ARTIKEL I
Onder vernummering van het derde lid van artikel 9 van de Subsidieregeling kunstmatige
inseminatie met donorsemen, tot vierde lid, wordt een lid ingevoegd, luidende:
-
3. Indien de subsidie € 125.000 of meer bedraagt, legt de subsidieontvanger in afwijking
van artikel 7.5, tweede lid, van de Kaderregeling subsidies OCW, SZW en VWS tevens
verantwoording af door het overleggen van een rapport van feitelijke bevindingen als
bedoeld in artikel 7.5, derde lid, van de Kaderregeling subsidies OCW, SZW en VWS
in plaats van een assurancerapport.
ARTIKEL II
Deze regeling treedt in werking met ingang van de dag na de datum van uitgifte van
de Staatscourant waarin zij wordt geplaatst en werkt terug tot en met 1 januari 2021.
TOELICHTING
De onderhavige regeling strekt tot wijziging van de Subsidieregeling kunstmatige inseminatie
met donorsemen (hierna: de Subsidieregeling). Het doel van de Subsidieregeling is
het bekostigen van behandelingen door middel van kunstmatige inseminatie met donorsemen
(KID-behandelingen) inclusief het basis oriënterend fertiliteitsonderzoek als eerste
stap in het zorgtraject, voor vrouwen zonder mannelijke partner. De subsidie wordt
verleend aan instellingen die de KID-behandeling kunnen uitvoeren in Nederland.
Met onderhavige regeling wordt de verplichting opgelegd aan de subsidieontvanger,
zijnde de instellingen, de aanvraag tot vaststelling vergezeld te doen gaan van een
rapport van feitelijke bevindingen omtrent de naleving van de aan de subsidie verbonden
verplichtingen door de subsidieontvanger in plaats van een assurancerapport, indien
de subsidie € 125.000 of meer bedraagt. Dat heeft te maken met het volgende.
De aanvraag tot vaststelling van subsidies die in het kader van de Subsidieregeling
zijn verleend, gaat vergezeld van een opgave van het aantal in het subsidiejaar verrichte
basis oriënterende fertiliteitsonderzoeken en KID-behandelingen en het aantal vrouwen
bij wie deze behandelingen in dat jaar zijn uitgevoerd. Hoewel het aantal benodigde
KID-behandelingen per vrouw kan verschillen, zal het gemiddelde aantal per vrouw tussen
de klinieken niet veel verschillen.
Op basis van artikel 7.5, tweede lid, van de Kaderregeling subsidies OCW, SZW en VWS
dient normaliter bij de vaststelling van subsidies boven de € 125.000 een assurancerapport
te worden overlegd, om zekerheid te vragen over het bij de vaststelling van de subsidie
opgegeven aantal prestatie-eenheden. De accountant kan echter met een assurancerapport
in dit geval geen adequate controle uitoefenen. Dat heeft te maken met het feit dat
een accountant geen toegang heeft tot de medische gegevens van de behandelde vrouwen.
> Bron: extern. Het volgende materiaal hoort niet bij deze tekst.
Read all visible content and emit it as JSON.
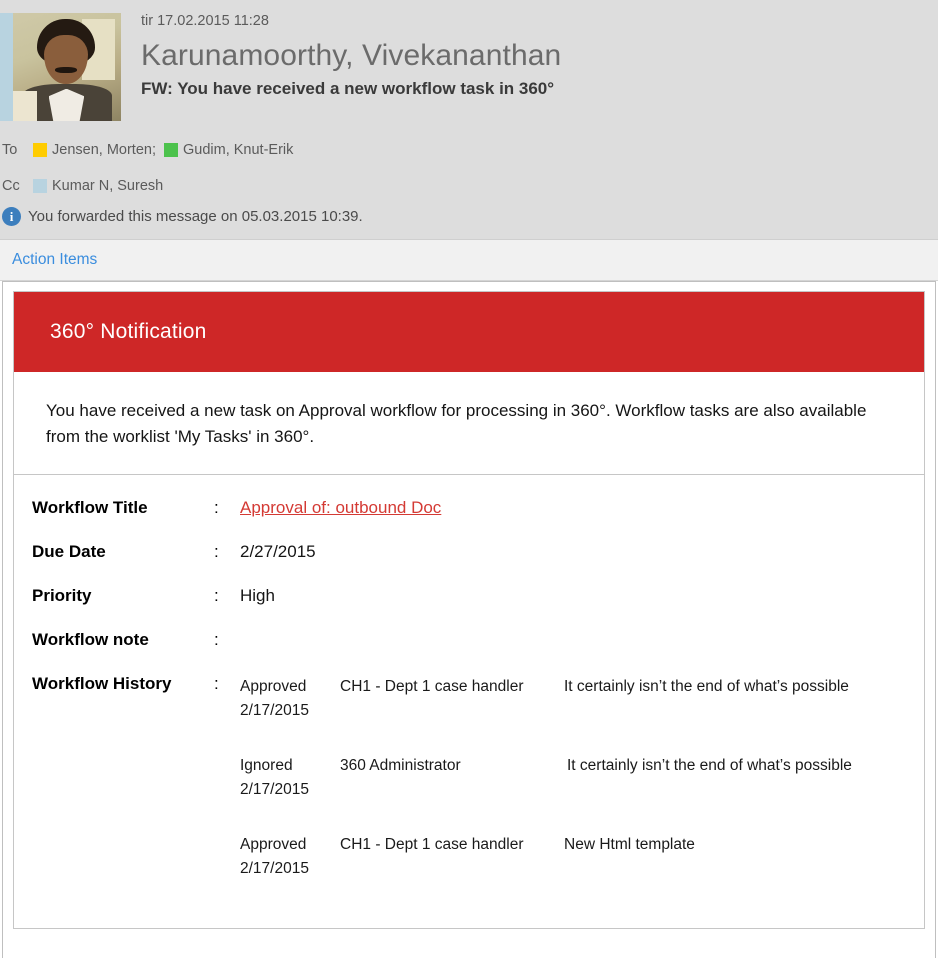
{
  "header": {
    "date": "tir 17.02.2015 11:28",
    "sender": "Karunamoorthy, Vivekananthan",
    "subject": "FW: You have received a new workflow task in 360°",
    "to_label": "To",
    "cc_label": "Cc",
    "to_recipients": [
      {
        "name": "Jensen, Morten;",
        "presence_color": "#ffcc00"
      },
      {
        "name": "Gudim, Knut-Erik",
        "presence_color": "#4cc24c"
      }
    ],
    "cc_recipients": [
      {
        "name": "Kumar N, Suresh",
        "presence_color": "#b8d3e0"
      }
    ],
    "forward_note": "You forwarded this message on 05.03.2015 10:39.",
    "info_icon_glyph": "i",
    "avatar_alt": "sender-photo"
  },
  "action_bar": {
    "label": "Action Items"
  },
  "notification": {
    "banner_title": "360° Notification",
    "banner_color": "#ce2727",
    "intro": "You have received a new task on Approval workflow for processing in 360°. Workflow tasks are also available from the worklist 'My Tasks' in 360°.",
    "colon": ":",
    "fields": [
      {
        "label": "Workflow Title",
        "value": "Approval of: outbound Doc",
        "is_link": true,
        "link_color": "#d43a34"
      },
      {
        "label": "Due Date",
        "value": "2/27/2015",
        "is_link": false
      },
      {
        "label": "Priority",
        "value": "High",
        "is_link": false
      },
      {
        "label": "Workflow note",
        "value": "",
        "is_link": false
      }
    ],
    "history_label": "Workflow History",
    "history": [
      {
        "status": "Approved",
        "date": "2/17/2015",
        "actor": "CH1 - Dept 1 case handler",
        "comment": "It certainly isn’t the end of what’s possible"
      },
      {
        "status": "Ignored",
        "date": "2/17/2015",
        "actor": "360 Administrator",
        "comment": "It certainly isn’t the end of what’s possible"
      },
      {
        "status": "Approved",
        "date": "2/17/2015",
        "actor": "CH1 - Dept 1 case handler",
        "comment": "New Html template"
      }
    ]
  }
}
Het opvragen van een assurancerapport zou derhalve onvoldoende informatie opleveren,
wat niet in verhouding zou staan tot de administratieve lasten die ermee gepaard zouden
gaan.
Op basis van artikel 7.5, derde lid, van de Kaderregeling subsidies OCW, SZW en VWS
kan bij de vaststelling van subsidies boven de € 125.000 de verplichting worden opgelegd
de verantwoording vergezeld te doen gaan van een rapport van feitelijke bevindingen
omtrent de naleving van de aan de subsidie verbonden verplichtingen door de subsidieontvanger.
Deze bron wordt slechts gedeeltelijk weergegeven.